Die Lawinenschaufel gehört zu Recht zur Notfallausrüstung beim Bergsport im Winter. Doch nicht jede Lawinenschaufel verdient ihren Namen, wie ein Produkttest zeigte. Wir stellen die Anforderungen an das wichtige Rettungsgerät vor.

Ein Schneebrett geht nieder, reisst einen Bergsteiger mit und begräbt ihn unter sich. Sein Kollege findet dank einem modernen Lawinenverschüttetensuchgerät schnell die Stelle, wo der Verschüttete im Schnee begraben ist. Die Feinsuche mit der Sonde gibt einen weiteren entscheidenden Hinweis. Schnell greift der Retter zur Lawinenschaufel und beginnt, im kompakten Lawinenschnee kräftig zu graben. Doch dann dies: Das Schaufelblatt bricht, ein effizientes Graben ist nicht mehr möglich. Die verzweifelten Versuche mit dem defekten Material können nicht verhindern, dass wertvolle Zeit verstreicht und die Überlebenschancen des Verschütteten rapide sinken.

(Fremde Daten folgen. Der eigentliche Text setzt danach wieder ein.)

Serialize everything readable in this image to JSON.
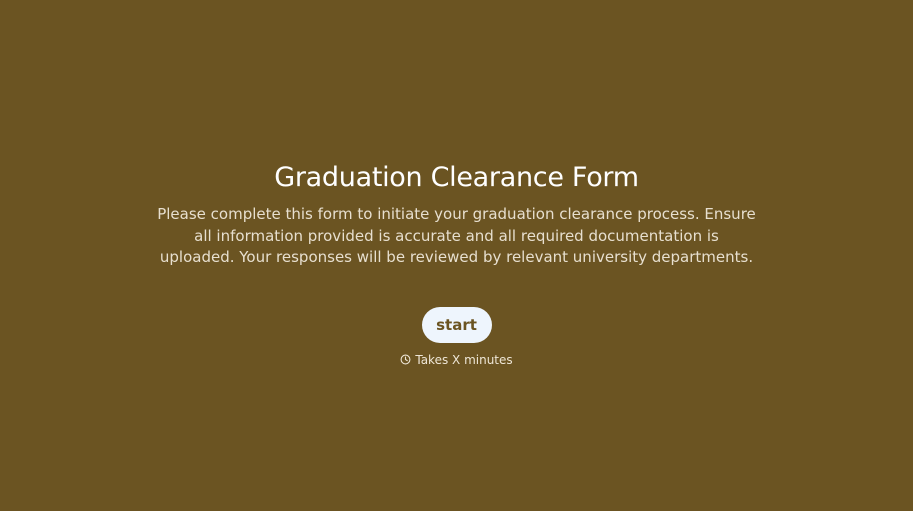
{
  "form": {
    "title": "Graduation Clearance Form",
    "description": "Please complete this form to initiate your graduation clearance process. Ensure all information provided is accurate and all required documentation is uploaded. Your responses will be reviewed by relevant university departments.",
    "start_label": "start",
    "duration_text": "Takes X minutes",
    "duration_icon": "clock-icon"
  },
  "colors": {
    "background": "#6b5422",
    "title": "#ffffff",
    "description": "#e7dfcf",
    "button_bg": "#eef5fd",
    "button_text": "#6b5422"
  }
}
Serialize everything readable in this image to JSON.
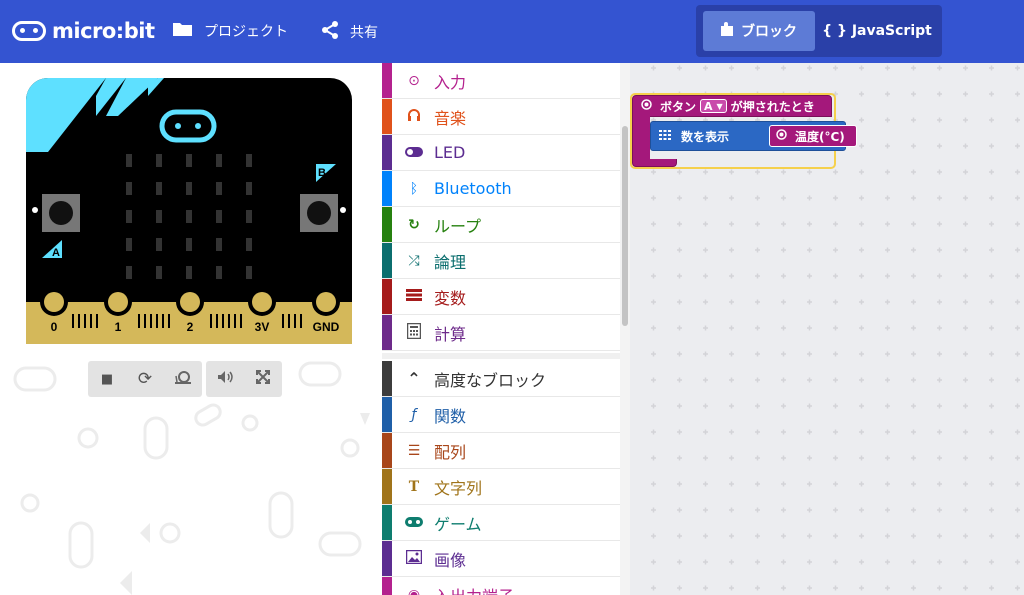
{
  "header": {
    "logo_text": "micro:bit",
    "nav": [
      {
        "label": "プロジェクト",
        "icon": "folder-icon"
      },
      {
        "label": "共有",
        "icon": "share-icon"
      }
    ],
    "editor_switch": {
      "blocks_label": "ブロック",
      "js_label": "{ } JavaScript",
      "active": "blocks"
    }
  },
  "simulator": {
    "board": {
      "pin_labels": [
        "0",
        "1",
        "2",
        "3V",
        "GND"
      ],
      "button_a": "A",
      "button_b": "B",
      "color_board": "#000000",
      "color_accent": "#5ee0ff",
      "color_pins": "#d4b85a"
    },
    "controls": [
      {
        "name": "stop-icon",
        "glyph": "■"
      },
      {
        "name": "restart-icon",
        "glyph": "⟳"
      },
      {
        "name": "slow-icon",
        "glyph": "🐌"
      },
      {
        "name": "mute-icon",
        "glyph": "🔊"
      },
      {
        "name": "fullscreen-icon",
        "glyph": "⛶"
      }
    ]
  },
  "toolbox": {
    "items": [
      {
        "label": "入力",
        "icon": "⊙",
        "color": "#b4218e"
      },
      {
        "label": "音楽",
        "icon": "🎧",
        "color": "#e0521b"
      },
      {
        "label": "LED",
        "icon": "◐",
        "color": "#5c2d91"
      },
      {
        "label": "Bluetooth",
        "icon": "ᛒ",
        "color": "#0082fb"
      },
      {
        "label": "ループ",
        "icon": "↻",
        "color": "#26810f"
      },
      {
        "label": "論理",
        "icon": "⤮",
        "color": "#0b6e6e"
      },
      {
        "label": "変数",
        "icon": "≡",
        "color": "#a51b1b"
      },
      {
        "label": "計算",
        "icon": "▦",
        "color": "#6d2a8a"
      }
    ],
    "advanced": [
      {
        "label": "高度なブロック",
        "icon": "⌃",
        "color": "#3c3c3c"
      },
      {
        "label": "関数",
        "icon": "ƒ",
        "color": "#1f5fa8"
      },
      {
        "label": "配列",
        "icon": "☰",
        "color": "#a8461a"
      },
      {
        "label": "文字列",
        "icon": "T",
        "color": "#a0741a"
      },
      {
        "label": "ゲーム",
        "icon": "◉",
        "color": "#0e7d6f"
      },
      {
        "label": "画像",
        "icon": "▣",
        "color": "#5c2d91"
      },
      {
        "label": "入出力端子",
        "icon": "◉",
        "color": "#b4218e"
      }
    ]
  },
  "workspace": {
    "event_block": {
      "prefix": "ボタン",
      "dropdown_value": "A",
      "suffix": "が押されたとき",
      "color": "#a4187b"
    },
    "show_block": {
      "label": "数を表示",
      "color": "#2b68c4"
    },
    "temp_block": {
      "label": "温度(°C)",
      "color": "#a4187b"
    }
  }
}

Dieses Szenario mag unwahrscheinlich klingen, doch ist es das auch? Lesen Wintersportler den Lawinenschaufeltest, den der Schweizer Lawinenrettungsspezialist Manuel Genswein zusammen mit seiner norwegischen Kollegin Ragnhild Eide unter dem Patronat des Österreichischen Alpenvereins in der Zeitschrift «bergundsteigen» ( Ausgabe 4/08 ) mit dem makaberen Titel «Zwischen Himmel und Hölle» publizierte, könnte ihnen bei gewissen Schaufeln angst und bange werden. Bei einigen Produkten kam es zu schwerwiegenden Versagen, als sie beim systematischen Schaufeln im sogenannten V-System ( vgl. ALPEN 3/2008 ) eingesetzt wurden. Bewertet wurden Kriterien wie Ergonomie, Effizienz beim Schaufeln, Langlebigkeit und Anwendungssicherheit. Aufgrund der Testresultate wurden die Produkte in die Kategorien «höllisch», «strandtauglich» und «bergtauglich» eingeteilt.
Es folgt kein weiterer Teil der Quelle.